Primeira decisão para reverter as concessões

Esta é a primeira decisão formal para concretizar um dos compromissos assumidos no programa de governo e que foi objeto de acordo à esquerda e é tomada no dia em que foi aprovada a orgânica do novo executivo, que distribui competências e pastas.

O Observador tem indicação de que ainda antes desta instrução, já o secretário de Estado do Ambiente e Adjunto, que ficou com a tutela dos transportes urbanos, tinha pedido à gestão das empresas, a título informal, que não entregassem já os esclarecimentos pedidos pelo Tribunal.
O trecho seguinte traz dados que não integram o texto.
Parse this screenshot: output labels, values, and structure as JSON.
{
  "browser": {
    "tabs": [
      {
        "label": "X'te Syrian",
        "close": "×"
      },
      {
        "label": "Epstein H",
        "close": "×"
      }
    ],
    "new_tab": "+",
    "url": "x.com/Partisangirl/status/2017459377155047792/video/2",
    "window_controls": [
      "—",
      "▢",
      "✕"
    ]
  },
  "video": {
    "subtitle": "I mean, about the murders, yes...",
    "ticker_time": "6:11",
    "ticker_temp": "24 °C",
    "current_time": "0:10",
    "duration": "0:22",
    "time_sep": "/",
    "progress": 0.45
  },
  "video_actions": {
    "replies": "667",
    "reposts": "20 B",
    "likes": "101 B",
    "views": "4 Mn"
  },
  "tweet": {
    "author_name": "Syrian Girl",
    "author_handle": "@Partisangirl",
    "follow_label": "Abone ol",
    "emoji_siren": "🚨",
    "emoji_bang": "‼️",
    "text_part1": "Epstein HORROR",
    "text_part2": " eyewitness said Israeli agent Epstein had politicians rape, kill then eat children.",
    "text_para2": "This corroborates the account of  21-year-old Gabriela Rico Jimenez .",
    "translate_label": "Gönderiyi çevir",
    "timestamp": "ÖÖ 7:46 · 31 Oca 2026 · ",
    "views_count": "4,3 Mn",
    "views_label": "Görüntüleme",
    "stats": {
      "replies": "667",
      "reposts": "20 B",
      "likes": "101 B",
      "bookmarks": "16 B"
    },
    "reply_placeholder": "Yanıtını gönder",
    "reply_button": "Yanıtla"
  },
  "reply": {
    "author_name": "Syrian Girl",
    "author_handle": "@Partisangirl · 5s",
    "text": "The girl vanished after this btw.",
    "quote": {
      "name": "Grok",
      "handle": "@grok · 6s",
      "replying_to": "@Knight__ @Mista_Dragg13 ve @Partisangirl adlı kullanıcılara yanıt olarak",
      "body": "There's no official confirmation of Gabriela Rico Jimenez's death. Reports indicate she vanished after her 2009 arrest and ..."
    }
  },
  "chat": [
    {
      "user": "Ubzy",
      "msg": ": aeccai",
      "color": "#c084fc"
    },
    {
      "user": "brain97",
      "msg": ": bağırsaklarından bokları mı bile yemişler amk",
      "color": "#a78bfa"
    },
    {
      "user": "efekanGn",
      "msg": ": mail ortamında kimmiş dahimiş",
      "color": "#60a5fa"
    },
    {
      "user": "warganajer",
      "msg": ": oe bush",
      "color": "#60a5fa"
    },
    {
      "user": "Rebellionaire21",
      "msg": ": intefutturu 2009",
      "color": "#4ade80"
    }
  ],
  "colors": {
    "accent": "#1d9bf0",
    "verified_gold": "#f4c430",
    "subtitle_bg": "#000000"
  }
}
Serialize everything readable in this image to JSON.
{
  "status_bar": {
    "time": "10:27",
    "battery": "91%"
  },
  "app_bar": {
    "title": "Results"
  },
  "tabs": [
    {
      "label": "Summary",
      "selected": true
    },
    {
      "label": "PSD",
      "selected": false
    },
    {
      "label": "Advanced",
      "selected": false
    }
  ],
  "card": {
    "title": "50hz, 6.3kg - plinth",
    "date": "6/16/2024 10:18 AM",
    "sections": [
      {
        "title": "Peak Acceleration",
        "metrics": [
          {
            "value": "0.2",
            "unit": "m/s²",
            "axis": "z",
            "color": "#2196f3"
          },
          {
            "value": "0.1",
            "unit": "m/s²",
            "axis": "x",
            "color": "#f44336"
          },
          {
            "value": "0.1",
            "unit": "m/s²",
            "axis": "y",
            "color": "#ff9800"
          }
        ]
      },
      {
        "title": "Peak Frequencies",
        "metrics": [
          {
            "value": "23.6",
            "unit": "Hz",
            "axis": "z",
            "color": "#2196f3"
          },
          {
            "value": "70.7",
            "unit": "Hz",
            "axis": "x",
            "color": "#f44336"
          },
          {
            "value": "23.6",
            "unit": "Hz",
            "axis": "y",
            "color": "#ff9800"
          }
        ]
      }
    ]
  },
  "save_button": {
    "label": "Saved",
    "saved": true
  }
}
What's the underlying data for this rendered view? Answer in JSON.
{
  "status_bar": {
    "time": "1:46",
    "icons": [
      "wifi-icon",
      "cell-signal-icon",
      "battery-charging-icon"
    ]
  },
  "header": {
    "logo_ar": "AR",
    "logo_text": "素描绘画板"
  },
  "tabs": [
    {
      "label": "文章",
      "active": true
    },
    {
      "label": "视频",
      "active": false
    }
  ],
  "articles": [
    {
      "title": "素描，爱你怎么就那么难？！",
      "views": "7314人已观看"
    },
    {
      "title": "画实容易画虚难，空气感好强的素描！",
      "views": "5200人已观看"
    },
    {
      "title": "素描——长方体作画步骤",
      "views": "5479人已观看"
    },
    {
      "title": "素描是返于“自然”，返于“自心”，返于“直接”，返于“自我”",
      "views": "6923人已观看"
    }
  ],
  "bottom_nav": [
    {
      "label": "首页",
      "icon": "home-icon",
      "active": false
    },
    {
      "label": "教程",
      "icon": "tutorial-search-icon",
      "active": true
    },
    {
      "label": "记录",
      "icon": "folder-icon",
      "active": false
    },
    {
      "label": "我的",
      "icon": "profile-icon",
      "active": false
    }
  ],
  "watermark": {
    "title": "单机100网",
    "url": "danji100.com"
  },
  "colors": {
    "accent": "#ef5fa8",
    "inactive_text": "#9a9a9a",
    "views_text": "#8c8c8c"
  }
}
Estes contratos de subconcessões foram decididos pela empresas públicas depois de terem sido mandatadas pelo anterior governo para desenvolver estes processos.

Se a recusa em dar visto prévio seria uma ajuda importante para desfazer estas concessões, a decisão contrária, a autorização do Tribunal, validaria logo os contratos de adjudicação aos privados, tornando mais difícil, e provavelmente mais cara, a reversão das concessões, uma vez que daria força a pedidos de indemnização por parte dos privados.

O programa do governo prevê a anulação das concessões dos transportes, no quadro da transferência de competências nesta área para as autarquias, posição que já era defendida por António Costa quando estava à frente da Câmara de Lisboa.

As subconcessões de transportes em Lisboa e no Porto foram decididas pelo ex-secretário de Estado das Infraestruturas, Sérgio Monteiro, que foi entretanto contratado para liderar o processo de venda do Novo Banco.

Sérgio Monteiro: reverter é deitar fora capital estrangeiro

Esta semana, Sérgio Monteiro defendeu publicamente que “reverter a concessão dos transportes é deitar fora capital estrangeiro”. O ex-governante lembrou que tem Portugal tem um problema de capital, avisando que o país tem de saber cuidar do investimento estrangeiro, para “manter a credibilidade externa”.

A concessão da operação do Metro e Carris foi atribuída em junho à empresa espanhola Avanza por oito anos. O contrato prevê que o operador receba cerca de 1075 milhões de euros das receitas com bilhetes durante este período.

As concessões dos STCP e Metro do Porto foram adjudicadas por ajuste direto, depois de um primeiro concurso anulado, no início de setembro, a um mês das eleições. Os franceses da Transdev ganharam o Metro do Porto e a empresa espanhola Alsa (detida pela National Express) ganhou os STCP.

Na altura, o governo invocou as poupanças que seriam obtidas por via da concessão a privados, a começar pelo fim, concretizado já este ano, do pagamento de indemnizações compensatórias às empresas públicas.

A única destas empresas que já tem operação privada é o Metro do Porto, que tem sido a explorado pela Barraqueiro.

A tutela tripartida dos transportes

O Ministério do Ambiente fica com a tutela do transportes urbanos de Lisboa e Porto, no quadro da pasta da mobilidade. No entanto, as outras empresas publicas do setor, CP, Infraestrutras de Portugal e o que restar do capital da TAP (o Estado ficou com 39%), ficarão no Ministério Planeamento e das Infraestruturas liderado por Pedro Marques.

Apesar de concentrar a tutela da maioria das infraestruturas de transportes, incluindo a aviação e os aeroportos, os portos vão ficar no Ministério do Mar, dirigido por Ana Paula Vitorino. Curiosamente, este é um setor que o novo ministro do Ambiente conhece muito bem. João Matos Fernandes esteve vários anos na administração do Porto de Leixões.